Project description:Predicting protein-ligand interactions using artificial intelligence (AI) models has attracted great interest in recent years. However, data-driven AI models unequivocally suffer from a lack of sufficiently large and unbiased datasets. Here, we systematically investigated the data biases on the PDBbind and DUD-E datasets. We examined the model performance of atomic convolutional neural network (ACNN) on the PDBbind core set and achieved a Pearson R2 of 0.73 between experimental and predicted binding affinities. Strikingly, the ACNN models did not require learning the essential protein-ligand interactions in complex structures and achieved similar performance even on datasets containing only ligand structures or only protein structures, while data splitting based on similarity clustering (protein sequence or ligand scaffold) significantly reduced the model performance.
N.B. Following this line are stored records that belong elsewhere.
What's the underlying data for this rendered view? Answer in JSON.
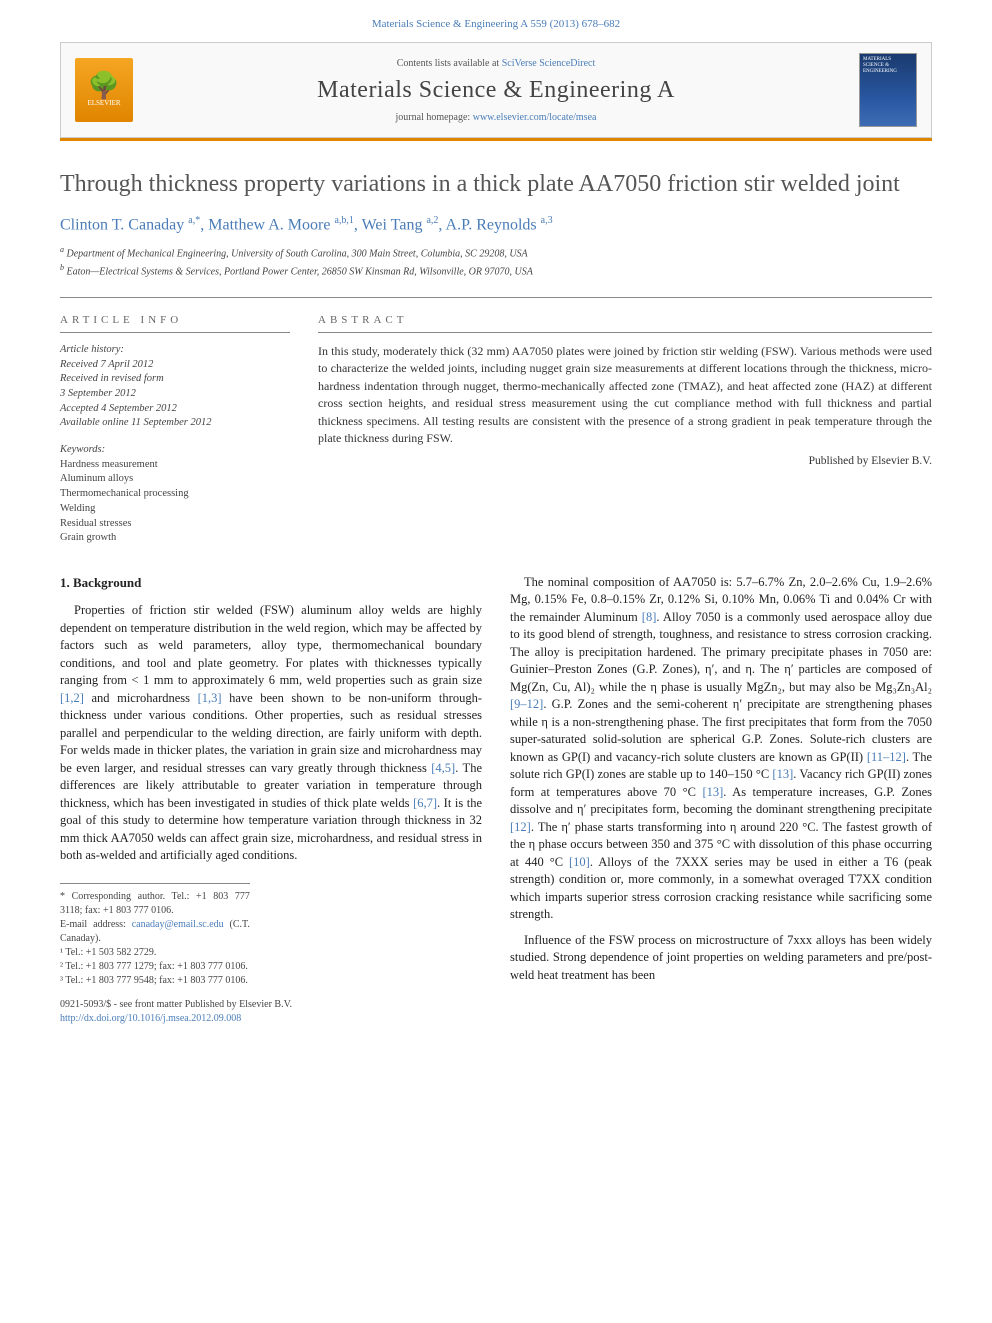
{
  "header": {
    "citation": "Materials Science & Engineering A 559 (2013) 678–682",
    "citation_link": "Materials Science & Engineering A"
  },
  "banner": {
    "elsevier_label": "ELSEVIER",
    "contents_prefix": "Contents lists available at ",
    "contents_link": "SciVerse ScienceDirect",
    "journal_name": "Materials Science & Engineering A",
    "homepage_prefix": "journal homepage: ",
    "homepage_link": "www.elsevier.com/locate/msea",
    "cover_text": "MATERIALS SCIENCE & ENGINEERING"
  },
  "article": {
    "title": "Through thickness property variations in a thick plate AA7050 friction stir welded joint",
    "authors_html": "Clinton T. Canaday <sup>a,*</sup>, Matthew A. Moore <sup>a,b,1</sup>, Wei Tang <sup>a,2</sup>, A.P. Reynolds <sup>a,3</sup>",
    "affiliations": {
      "a": "Department of Mechanical Engineering, University of South Carolina, 300 Main Street, Columbia, SC 29208, USA",
      "b": "Eaton—Electrical Systems & Services, Portland Power Center, 26850 SW Kinsman Rd, Wilsonville, OR 97070, USA"
    }
  },
  "info": {
    "label": "ARTICLE INFO",
    "history_head": "Article history:",
    "history": [
      "Received 7 April 2012",
      "Received in revised form",
      "3 September 2012",
      "Accepted 4 September 2012",
      "Available online 11 September 2012"
    ],
    "keywords_head": "Keywords:",
    "keywords": [
      "Hardness measurement",
      "Aluminum alloys",
      "Thermomechanical processing",
      "Welding",
      "Residual stresses",
      "Grain growth"
    ]
  },
  "abstract": {
    "label": "ABSTRACT",
    "text": "In this study, moderately thick (32 mm) AA7050 plates were joined by friction stir welding (FSW). Various methods were used to characterize the welded joints, including nugget grain size measurements at different locations through the thickness, micro-hardness indentation through nugget, thermo-mechanically affected zone (TMAZ), and heat affected zone (HAZ) at different cross section heights, and residual stress measurement using the cut compliance method with full thickness and partial thickness specimens. All testing results are consistent with the presence of a strong gradient in peak temperature through the plate thickness during FSW.",
    "published_by": "Published by Elsevier B.V."
  },
  "body": {
    "section_heading": "1.  Background",
    "left_para": "Properties of friction stir welded (FSW) aluminum alloy welds are highly dependent on temperature distribution in the weld region, which may be affected by factors such as weld parameters, alloy type, thermomechanical boundary conditions, and tool and plate geometry. For plates with thicknesses typically ranging from < 1 mm to approximately 6 mm, weld properties such as grain size [1,2] and microhardness [1,3] have been shown to be non-uniform through-thickness under various conditions. Other properties, such as residual stresses parallel and perpendicular to the welding direction, are fairly uniform with depth. For welds made in thicker plates, the variation in grain size and microhardness may be even larger, and residual stresses can vary greatly through thickness [4,5]. The differences are likely attributable to greater variation in temperature through thickness, which has been investigated in studies of thick plate welds [6,7]. It is the goal of this study to determine how temperature variation through thickness in 32 mm thick AA7050 welds can affect grain size, microhardness, and residual stress in both as-welded and artificially aged conditions.",
    "right_para1": "The nominal composition of AA7050 is: 5.7–6.7% Zn, 2.0–2.6% Cu, 1.9–2.6% Mg, 0.15% Fe, 0.8–0.15% Zr, 0.12% Si, 0.10% Mn, 0.06% Ti and 0.04% Cr with the remainder Aluminum [8]. Alloy 7050 is a commonly used aerospace alloy due to its good blend of strength, toughness, and resistance to stress corrosion cracking. The alloy is precipitation hardened. The primary precipitate phases in 7050 are: Guinier–Preston Zones (G.P. Zones), η′, and η. The η′ particles are composed of Mg(Zn, Cu, Al)₂ while the η phase is usually MgZn₂, but may also be Mg₃Zn₃Al₂ [9–12]. G.P. Zones and the semi-coherent η′ precipitate are strengthening phases while η is a non-strengthening phase. The first precipitates that form from the 7050 super-saturated solid-solution are spherical G.P. Zones. Solute-rich clusters are known as GP(I) and vacancy-rich solute clusters are known as GP(II) [11–12]. The solute rich GP(I) zones are stable up to 140–150 °C [13]. Vacancy rich GP(II) zones form at temperatures above 70 °C [13]. As temperature increases, G.P. Zones dissolve and η′ precipitates form, becoming the dominant strengthening precipitate [12]. The η′ phase starts transforming into η around 220 °C. The fastest growth of the η phase occurs between 350 and 375 °C with dissolution of this phase occurring at 440 °C [10]. Alloys of the 7XXX series may be used in either a T6 (peak strength) condition or, more commonly, in a somewhat overaged T7XX condition which imparts superior stress corrosion cracking resistance while sacrificing some strength.",
    "right_para2": "Influence of the FSW process on microstructure of 7xxx alloys has been widely studied. Strong dependence of joint properties on welding parameters and pre/post-weld heat treatment has been"
  },
  "footnotes": {
    "corr": "* Corresponding author. Tel.: +1 803 777 3118; fax: +1 803 777 0106.",
    "email_label": "E-mail address:",
    "email": "canaday@email.sc.edu",
    "email_suffix": " (C.T. Canaday).",
    "fn1": "¹ Tel.: +1 503 582 2729.",
    "fn2": "² Tel.: +1 803 777 1279; fax: +1 803 777 0106.",
    "fn3": "³ Tel.: +1 803 777 9548; fax: +1 803 777 0106."
  },
  "footer": {
    "issn_line": "0921-5093/$ - see front matter Published by Elsevier B.V.",
    "doi": "http://dx.doi.org/10.1016/j.msea.2012.09.008"
  },
  "colors": {
    "link": "#4a7db8",
    "accent": "#e08500",
    "text": "#333333"
  }
}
We also identified the property and topology biases in the DUD-E dataset which led to the artificially increased enrichment performance of virtual screening. The property bias in DUD-E was reduced by enforcing the more stringent ligand property matching rules, while the topology bias still exists due to the use of molecular fingerprint similarity as a decoy selection criterion. Therefore, we believe that sufficiently large and unbiased datasets are desirable for training robust AI models to accurately predict protein-ligand interactions.